A Virtual Asset Service Provider (VASP) is any business that offers custody, transfer, or exchange services involving crypto assets — defined by the Financial Action Task Force as entities whose primary business activity includes accepting, holding, or transferring virtual assets on behalf of customers. The VASP framework is the most consequential global regulatory category for crypto platforms.

Why FATF created the VASP category

The Financial Action Task Force — an intergovernmental 39-member organisation focused on combating financial crime — recognised in 2019 that traditional AML rules assumed bank accounts and licensed institutions. Crypto platforms operated in legal grey zones: a exchange could process billions in daily volume with no KYC, no transaction reporting, and no licence. This created both genuine crime risk and regulatory arbitrage: criminals could convert fiat to crypto, move it across borders, and re-cash it with minimal trace.

The VASP definition extended the banking rulebook into crypto. If you run an exchange, hold customer assets, or facilitate transfers on behalf of users, you are a VASP and subject to the same AML licensing regimes as banks. This shift moved crypto from a regulatory footnote to a regulated financial infrastructure category.

What activities make you a VASP

The FATF definition is functional, not technical. You are a VASP if you:

  • Accept and transfer virtual assets on behalf of customers. Running an exchange, a hosted wallet service, or a payment processor all qualify. A private custody service holding only your own funds is not a VASP.
  • Accept fiat deposits and convert them to crypto. The on-ramp itself triggers VASP status, even if you don’t hold the crypto afterward.
  • Commingle customer assets or operate a hot wallet with customer funds. Self-custodial wallet software (e.g., MetaMask) where you hold only your own keys is not VASP-regulated. But a custodian holding keys or operating a shared wallet is.
  • Run a mixing or tumbling service. Deliberately obscuring the origin of funds makes you an even higher-risk VASP.

Non-custodial protocols, decentralised exchanges, and peer-to-peer direct transfers fall outside the definition — you’re not a business accepting customer assets. But in practice, regulators often blur these boundaries, subjecting founders and node operators of ostensibly decentralised platforms to licensing pressure.

The travel rule and transaction reporting

The VASP framework’s most operationally burdensome rule is the “travel rule” — a FATF requirement that when you initiate a transfer above a threshold (commonly $3,000, though some jurisdictions set lower limits), you must collect the name, account number, and address of the customer on the sending side and pass that information to the receiving VASP. Think of it as the crypto equivalent of wire transfer compliance.

In traditional banking, correspondent banks embed this data in the wire message itself. In crypto, the data must travel off-chain via a separate channel, API, or custody protocol. Smaller platforms and non-custodial services struggle because they have no way to collect or verify the customer sending the funds.
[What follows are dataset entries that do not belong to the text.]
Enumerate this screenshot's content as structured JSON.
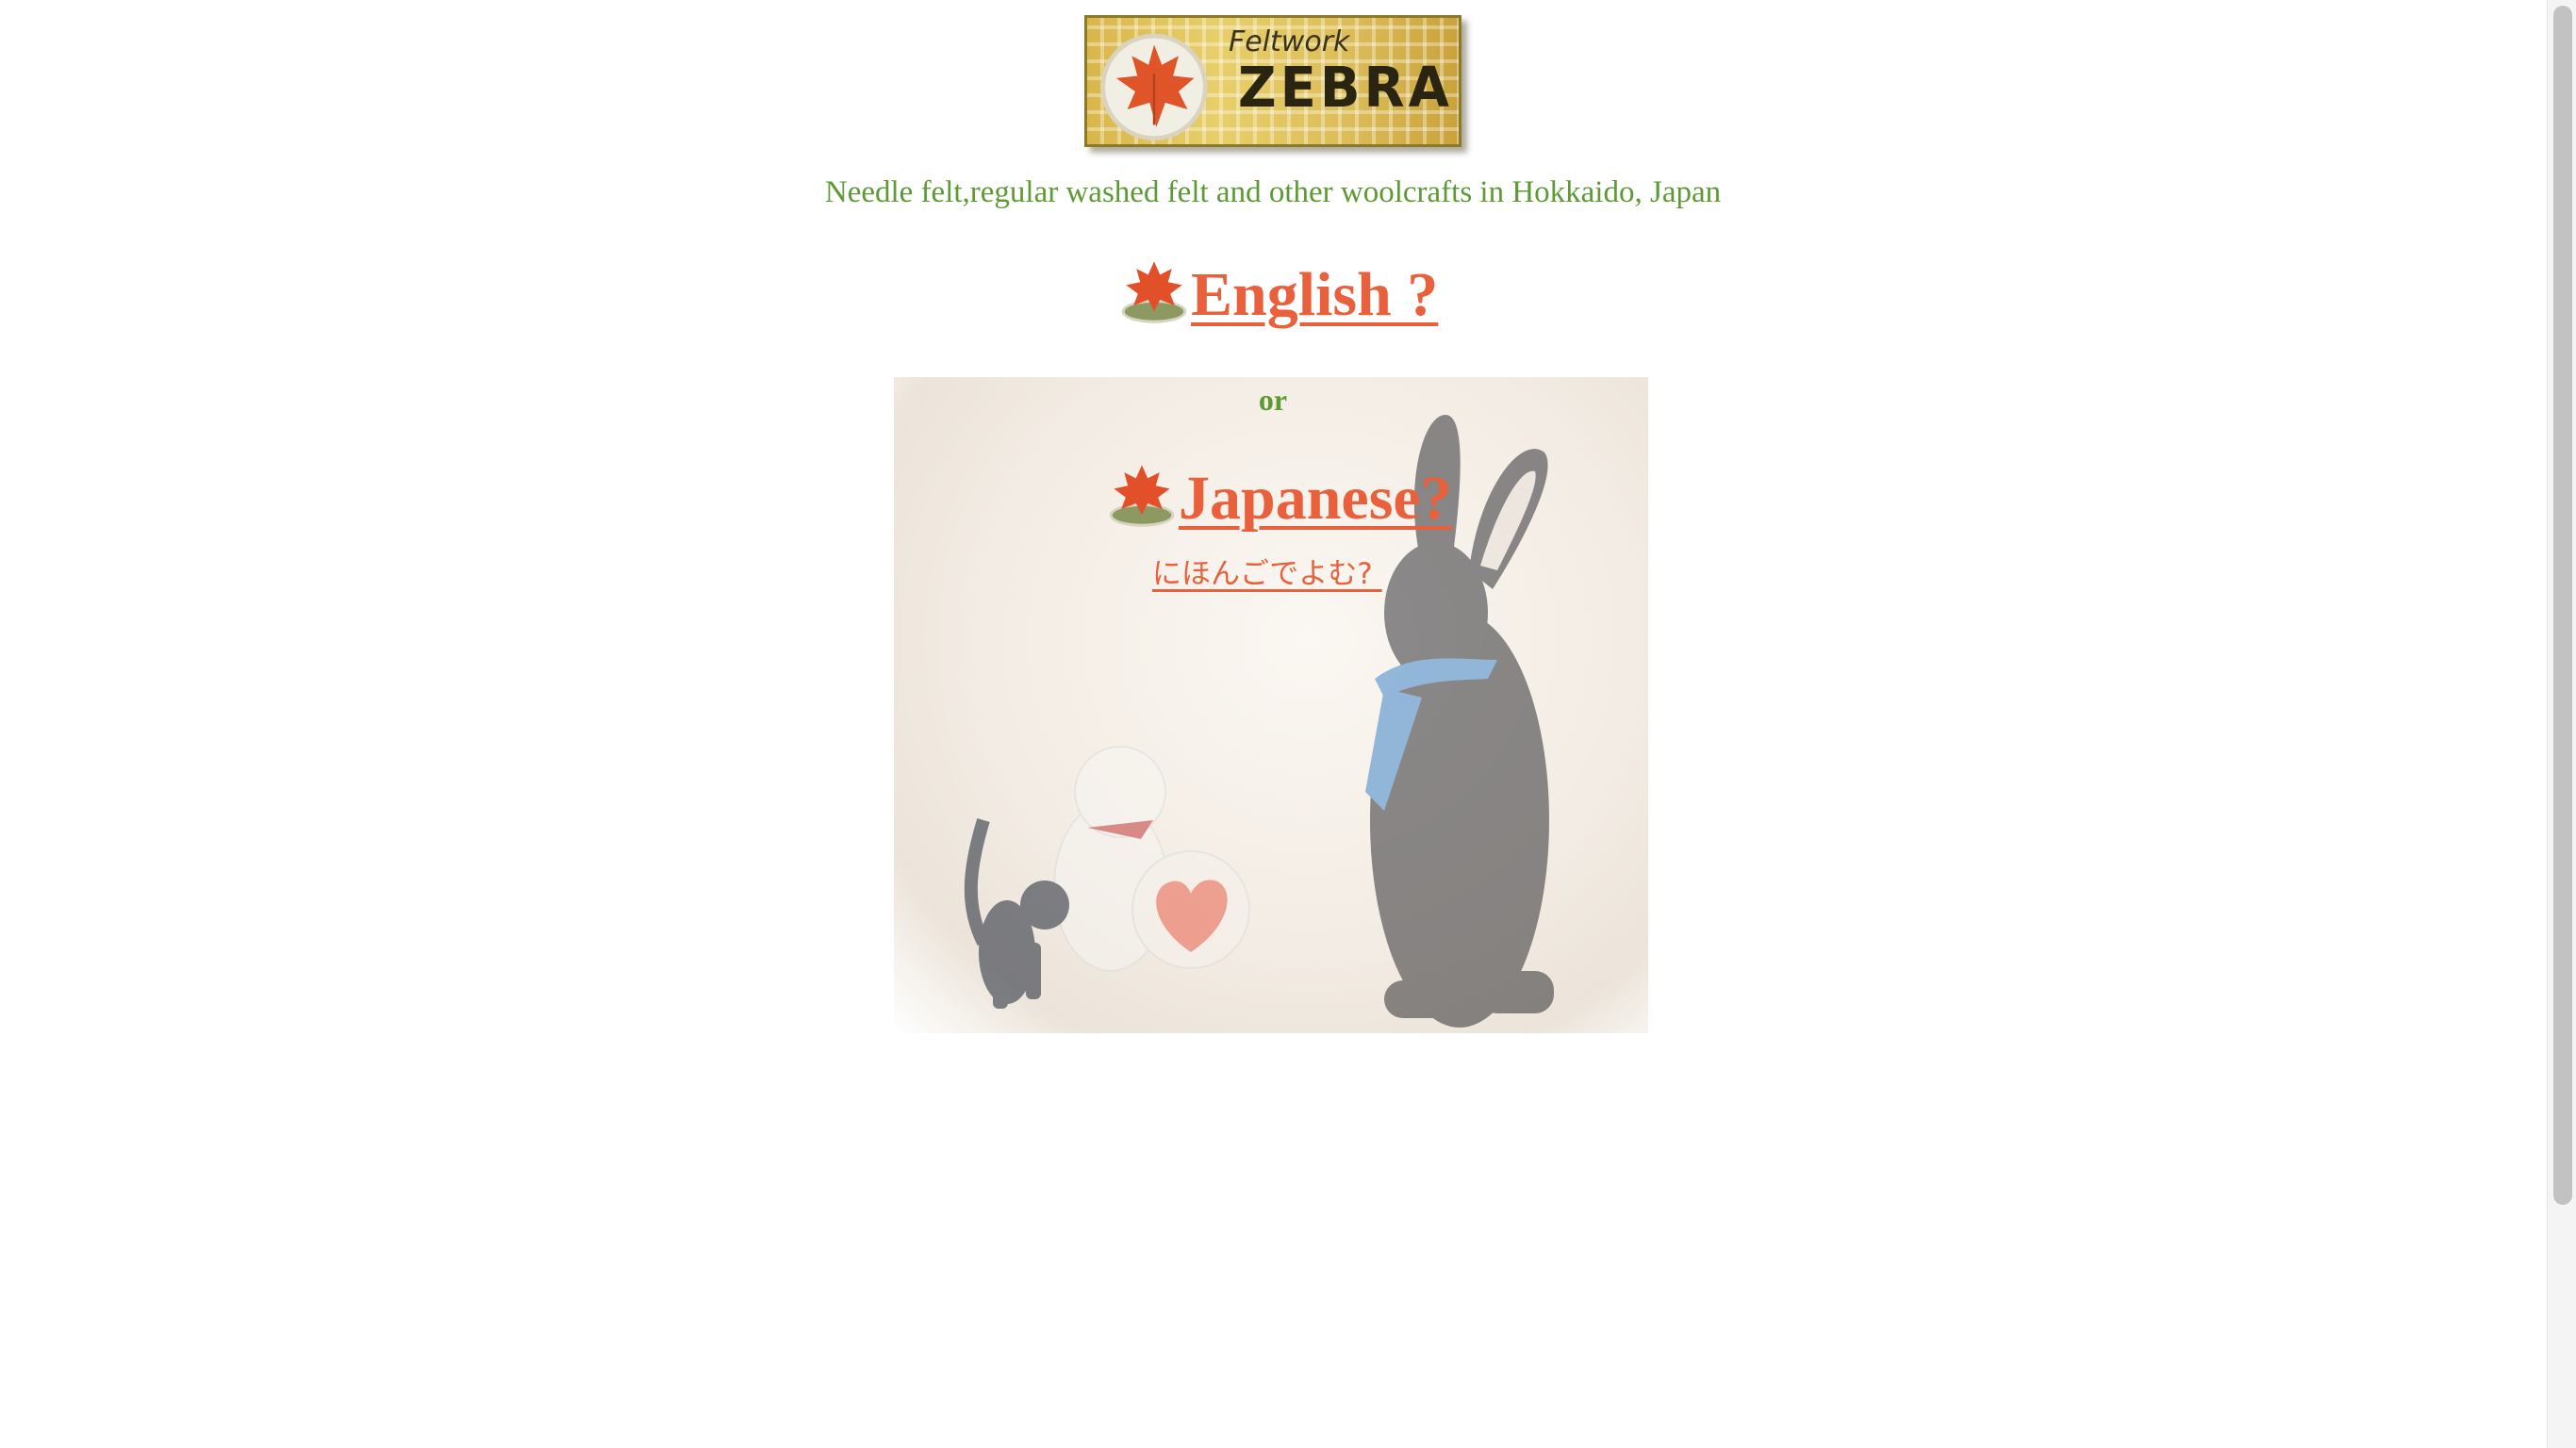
{
  "logo": {
    "small_text": "Feltwork",
    "big_text": "ZEBRA",
    "icon": "felt-maple-leaf-icon"
  },
  "tagline": "Needle felt,regular washed felt and other woolcrafts in Hokkaido, Japan",
  "links": {
    "english": "English ?",
    "or": "or",
    "japanese": "Japanese?",
    "japanese_sub": "にほんごでよむ? "
  },
  "icons": {
    "link_bullet": "felt-maple-leaf-icon"
  },
  "colors": {
    "link": "#e8613c",
    "tagline": "#5d9a34",
    "background": "#ffffff"
  }
}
The travel rule remains only partially implemented globally. Most exchanges comply with major jurisdictions (USA, EU, UK), but enforcement is fragmented and enforcement of received transactions is weaker than enforcement of sent ones.

Licensing and jurisdictional fragmentation

FATF sets the standard; national regulators enforce it. The result is a patchwork:

  • USA: VASPs must register with FinCEN and comply with Securities and Exchange Commission or Commodity Futures Trading Commission-style licensing depending on asset type. State-level money transmitter licences add 50+ additional regimes.
  • EU: The Markets in Crypto Regulation (MiCA) treats VASPs as financial institutions requiring authorisation.
  • Singapore, Hong Kong, Switzerland: Tiered licensing for retail platforms and professional custodians.
  • Unco-operative jurisdictions: Smaller islands and developing economies offer lax or no VASP licensing, attracting platforms that want to avoid compliance.

A single global platform typically needs 10–20+ licences, each requiring annual reporting, audits, and local compliance staff. This cost favours consolidation: large exchanges can amortise licensing across millions of users; small platforms face regulatory barriers to entry.

Customer identification and record-keeping

All VASPs must implement know-your-customer (KYC) rules and maintain records. This means:

  • Verifying customer identity (passport, government ID, facial recognition) before allowing deposits or withdrawals.
  • Collecting beneficial ownership information for corporate accounts.
  • Maintaining transaction logs indefinitely.
  • Filing suspicious activity reports (SARs) if unusual behaviour is detected.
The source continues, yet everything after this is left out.